- Employers aren't maximizing highly educated employees
- Employees are most engaged during their first six months
- Consistently measure and assess employee engagement
Great managers have an innate ability to understand people as individuals and to position employees to make the most of their talents. Their approach improves workers' engagement and, ultimately, the company's profitability.
But according to Gallup research into demographics and engagement, factors such as age, generation, gender, education level and tenure all relate to a worker's engagement, as do an employee's job category and industry. Understanding this can make it easier for managers to put people where their engagement has the most potential to flourish.
- Employees with a college degree have lower engagement than do workers whose education level doesn't exceed a high school diploma. This indicates that employers aren't maximizing their investment in these more highly educated employees. Companies should empower college graduates in particular to take ownership of their personal engagement. These workers have devoted considerable energy to their career by earning a degree. Managers must find ways to honor and capitalize on all that these workers have attained.
- Engagement for millennials, Generation X and baby boomers is connected to having a strong sense of what their organization stands for. Managers should seek ways to help these employees verbalize and internalize what the company's mission and purpose means to them.
- More so than other generations, baby boomers respond to managers who make an extra effort to show they care. Managers must keep this in mind during day-to-day interactions and find ways to communicate interest in these employees by inquiring about their work and other important aspects of their lives.
- Generation X, millennials and baby boomers are highly engaged when they have the opportunity to do what they do best every day. A good strengths assessment offers an effective way for managers to learn about their employees' greatest talents and begin positioning their people to use their strengths every day.
- Millennials are particularly prone to job-hopping. To increase retention, companies should provide plenty of opportunities to learn and grow, which is a strong factor in engagement for this group. While nearly half of actively disengaged millennials strongly agree that they want to find new jobs, only 17% of engaged ones do.
- Employees are as engaged as they will ever be during the first six months on the job. Companies should do everything possible to extend and intensify the engagement of these "honeymooners." Namely, consider pairing them with a workplace friend to show them the ropes, provide plenty of recognition for their early efforts and make sure their opinions are heard. These actions may help boost engagement on measures traditionally low for newer hires.
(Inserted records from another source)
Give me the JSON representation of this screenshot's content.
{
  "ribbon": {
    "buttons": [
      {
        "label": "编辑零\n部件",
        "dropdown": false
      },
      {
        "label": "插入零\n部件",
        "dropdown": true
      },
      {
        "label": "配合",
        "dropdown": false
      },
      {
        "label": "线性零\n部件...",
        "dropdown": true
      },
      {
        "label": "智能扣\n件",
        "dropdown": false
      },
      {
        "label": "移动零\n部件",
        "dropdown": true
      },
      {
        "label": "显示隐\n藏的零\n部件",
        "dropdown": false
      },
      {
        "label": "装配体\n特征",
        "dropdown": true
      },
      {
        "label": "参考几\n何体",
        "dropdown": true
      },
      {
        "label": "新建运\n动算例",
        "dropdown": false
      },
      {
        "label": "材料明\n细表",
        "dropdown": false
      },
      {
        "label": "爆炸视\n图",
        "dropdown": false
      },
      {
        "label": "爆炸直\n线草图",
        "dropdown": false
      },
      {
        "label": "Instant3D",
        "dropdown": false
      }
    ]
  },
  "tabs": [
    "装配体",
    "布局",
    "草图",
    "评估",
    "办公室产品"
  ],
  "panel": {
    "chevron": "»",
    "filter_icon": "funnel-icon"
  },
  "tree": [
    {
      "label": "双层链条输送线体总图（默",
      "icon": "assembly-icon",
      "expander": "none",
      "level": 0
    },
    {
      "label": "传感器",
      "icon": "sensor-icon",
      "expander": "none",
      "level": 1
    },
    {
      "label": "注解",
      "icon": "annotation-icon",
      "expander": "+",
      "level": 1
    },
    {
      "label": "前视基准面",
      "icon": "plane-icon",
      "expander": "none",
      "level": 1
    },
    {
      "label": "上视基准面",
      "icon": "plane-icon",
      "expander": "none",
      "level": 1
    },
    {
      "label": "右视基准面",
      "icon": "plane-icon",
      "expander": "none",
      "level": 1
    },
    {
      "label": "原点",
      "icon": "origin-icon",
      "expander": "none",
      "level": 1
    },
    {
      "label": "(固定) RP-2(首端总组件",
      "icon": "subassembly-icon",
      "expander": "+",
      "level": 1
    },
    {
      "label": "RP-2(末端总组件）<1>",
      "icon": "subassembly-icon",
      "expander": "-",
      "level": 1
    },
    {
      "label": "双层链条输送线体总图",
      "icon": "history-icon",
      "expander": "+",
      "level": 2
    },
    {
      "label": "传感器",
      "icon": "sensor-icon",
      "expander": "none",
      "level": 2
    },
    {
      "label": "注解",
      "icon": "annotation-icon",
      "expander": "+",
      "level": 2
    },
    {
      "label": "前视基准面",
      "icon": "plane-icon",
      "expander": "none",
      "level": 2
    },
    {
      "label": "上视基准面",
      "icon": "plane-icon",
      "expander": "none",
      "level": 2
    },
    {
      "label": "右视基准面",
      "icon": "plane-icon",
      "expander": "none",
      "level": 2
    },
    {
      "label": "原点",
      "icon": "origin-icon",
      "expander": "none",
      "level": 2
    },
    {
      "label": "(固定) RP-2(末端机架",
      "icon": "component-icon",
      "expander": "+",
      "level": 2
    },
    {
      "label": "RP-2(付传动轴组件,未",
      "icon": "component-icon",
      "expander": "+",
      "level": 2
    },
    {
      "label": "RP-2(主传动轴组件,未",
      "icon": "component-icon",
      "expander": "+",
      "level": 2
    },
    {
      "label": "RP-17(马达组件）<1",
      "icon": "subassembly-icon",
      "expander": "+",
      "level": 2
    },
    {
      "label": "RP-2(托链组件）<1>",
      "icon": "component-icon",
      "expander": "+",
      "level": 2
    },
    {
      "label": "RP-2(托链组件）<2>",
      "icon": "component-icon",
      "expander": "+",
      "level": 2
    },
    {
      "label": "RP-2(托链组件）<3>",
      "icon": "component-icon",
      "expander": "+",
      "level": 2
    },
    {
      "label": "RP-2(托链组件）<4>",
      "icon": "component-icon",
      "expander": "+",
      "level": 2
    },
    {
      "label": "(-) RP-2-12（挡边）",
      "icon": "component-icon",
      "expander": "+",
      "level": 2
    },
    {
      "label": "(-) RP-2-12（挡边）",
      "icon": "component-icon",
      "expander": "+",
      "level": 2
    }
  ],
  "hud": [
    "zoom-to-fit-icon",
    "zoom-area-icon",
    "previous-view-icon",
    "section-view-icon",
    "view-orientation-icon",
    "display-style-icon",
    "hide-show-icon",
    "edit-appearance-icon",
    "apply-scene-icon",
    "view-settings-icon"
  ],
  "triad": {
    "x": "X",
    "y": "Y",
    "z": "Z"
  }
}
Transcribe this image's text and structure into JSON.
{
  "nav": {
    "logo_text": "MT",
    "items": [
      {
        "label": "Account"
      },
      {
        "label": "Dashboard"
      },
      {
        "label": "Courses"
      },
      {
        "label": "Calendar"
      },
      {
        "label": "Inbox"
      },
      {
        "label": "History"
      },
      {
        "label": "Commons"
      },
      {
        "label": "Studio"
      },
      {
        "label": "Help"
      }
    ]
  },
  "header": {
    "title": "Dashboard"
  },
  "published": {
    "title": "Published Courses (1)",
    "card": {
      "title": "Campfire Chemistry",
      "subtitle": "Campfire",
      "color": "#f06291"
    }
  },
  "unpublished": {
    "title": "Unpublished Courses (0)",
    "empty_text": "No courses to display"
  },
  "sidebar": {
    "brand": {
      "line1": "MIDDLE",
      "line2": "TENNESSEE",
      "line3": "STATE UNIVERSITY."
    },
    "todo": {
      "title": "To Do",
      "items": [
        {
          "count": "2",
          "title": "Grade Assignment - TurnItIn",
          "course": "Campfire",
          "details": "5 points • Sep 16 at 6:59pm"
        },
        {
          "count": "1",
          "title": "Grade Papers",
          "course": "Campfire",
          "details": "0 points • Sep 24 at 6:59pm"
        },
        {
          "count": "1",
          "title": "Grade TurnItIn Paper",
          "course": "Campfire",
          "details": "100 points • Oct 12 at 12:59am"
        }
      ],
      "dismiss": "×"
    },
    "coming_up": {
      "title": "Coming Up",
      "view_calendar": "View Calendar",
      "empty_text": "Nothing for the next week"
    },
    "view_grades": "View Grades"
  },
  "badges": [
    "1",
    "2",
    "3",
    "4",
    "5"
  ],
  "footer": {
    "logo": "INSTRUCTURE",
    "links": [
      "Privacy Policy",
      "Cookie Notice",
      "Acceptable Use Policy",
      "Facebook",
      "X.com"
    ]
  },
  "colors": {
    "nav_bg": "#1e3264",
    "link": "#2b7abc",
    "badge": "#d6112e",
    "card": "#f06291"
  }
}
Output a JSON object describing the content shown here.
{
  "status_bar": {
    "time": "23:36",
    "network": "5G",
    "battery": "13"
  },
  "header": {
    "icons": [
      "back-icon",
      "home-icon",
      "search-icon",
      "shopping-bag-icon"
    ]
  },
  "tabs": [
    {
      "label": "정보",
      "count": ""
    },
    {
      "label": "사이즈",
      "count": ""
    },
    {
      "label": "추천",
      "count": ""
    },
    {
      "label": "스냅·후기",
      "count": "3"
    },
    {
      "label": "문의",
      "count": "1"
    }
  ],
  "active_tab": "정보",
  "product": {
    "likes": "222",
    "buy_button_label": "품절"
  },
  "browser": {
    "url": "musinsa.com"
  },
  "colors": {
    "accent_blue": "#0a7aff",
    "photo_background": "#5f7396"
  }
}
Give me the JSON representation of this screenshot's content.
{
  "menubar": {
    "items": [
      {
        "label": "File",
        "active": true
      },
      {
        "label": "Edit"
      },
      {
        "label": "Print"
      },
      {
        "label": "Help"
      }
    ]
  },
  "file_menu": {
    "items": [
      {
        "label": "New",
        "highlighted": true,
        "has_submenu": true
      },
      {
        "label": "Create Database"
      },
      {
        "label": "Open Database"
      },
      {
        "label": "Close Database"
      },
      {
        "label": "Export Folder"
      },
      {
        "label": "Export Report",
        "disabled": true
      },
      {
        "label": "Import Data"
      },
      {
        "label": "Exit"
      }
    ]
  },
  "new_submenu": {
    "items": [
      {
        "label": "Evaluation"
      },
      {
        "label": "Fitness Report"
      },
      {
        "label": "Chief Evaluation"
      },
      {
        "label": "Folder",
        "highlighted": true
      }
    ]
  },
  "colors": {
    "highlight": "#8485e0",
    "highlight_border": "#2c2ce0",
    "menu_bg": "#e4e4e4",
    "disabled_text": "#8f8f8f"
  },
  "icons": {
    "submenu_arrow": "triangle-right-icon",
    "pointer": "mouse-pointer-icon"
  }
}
- While engagement tends to flat-line after an employee's first six months on the job, companies with a highly engaged executive team generally see higher employee engagement among those with a tenure of 10 years or more. This finding underscores the vital importance of organizational leaders who "walk the walk" when it comes to creating an engaged workplace.
- Consistency and perseverance are a company's best weapons against lagging engagement over the course of an employee's tenure. Companies that continuously survey their employees' engagement and make improvements based on their survey results are able to increase engagement every year at all tenure levels and particularly for workers who have been with the company 10 years or longer.
The best managers recognize that all workers have different talents, skills and experiences and need to be managed individually. But the effect of demographics on employee engagement is powerful. Managers who understand this will have a better feeling for where employees are coming from, and thus will have an easier time getting the company where it needs to go.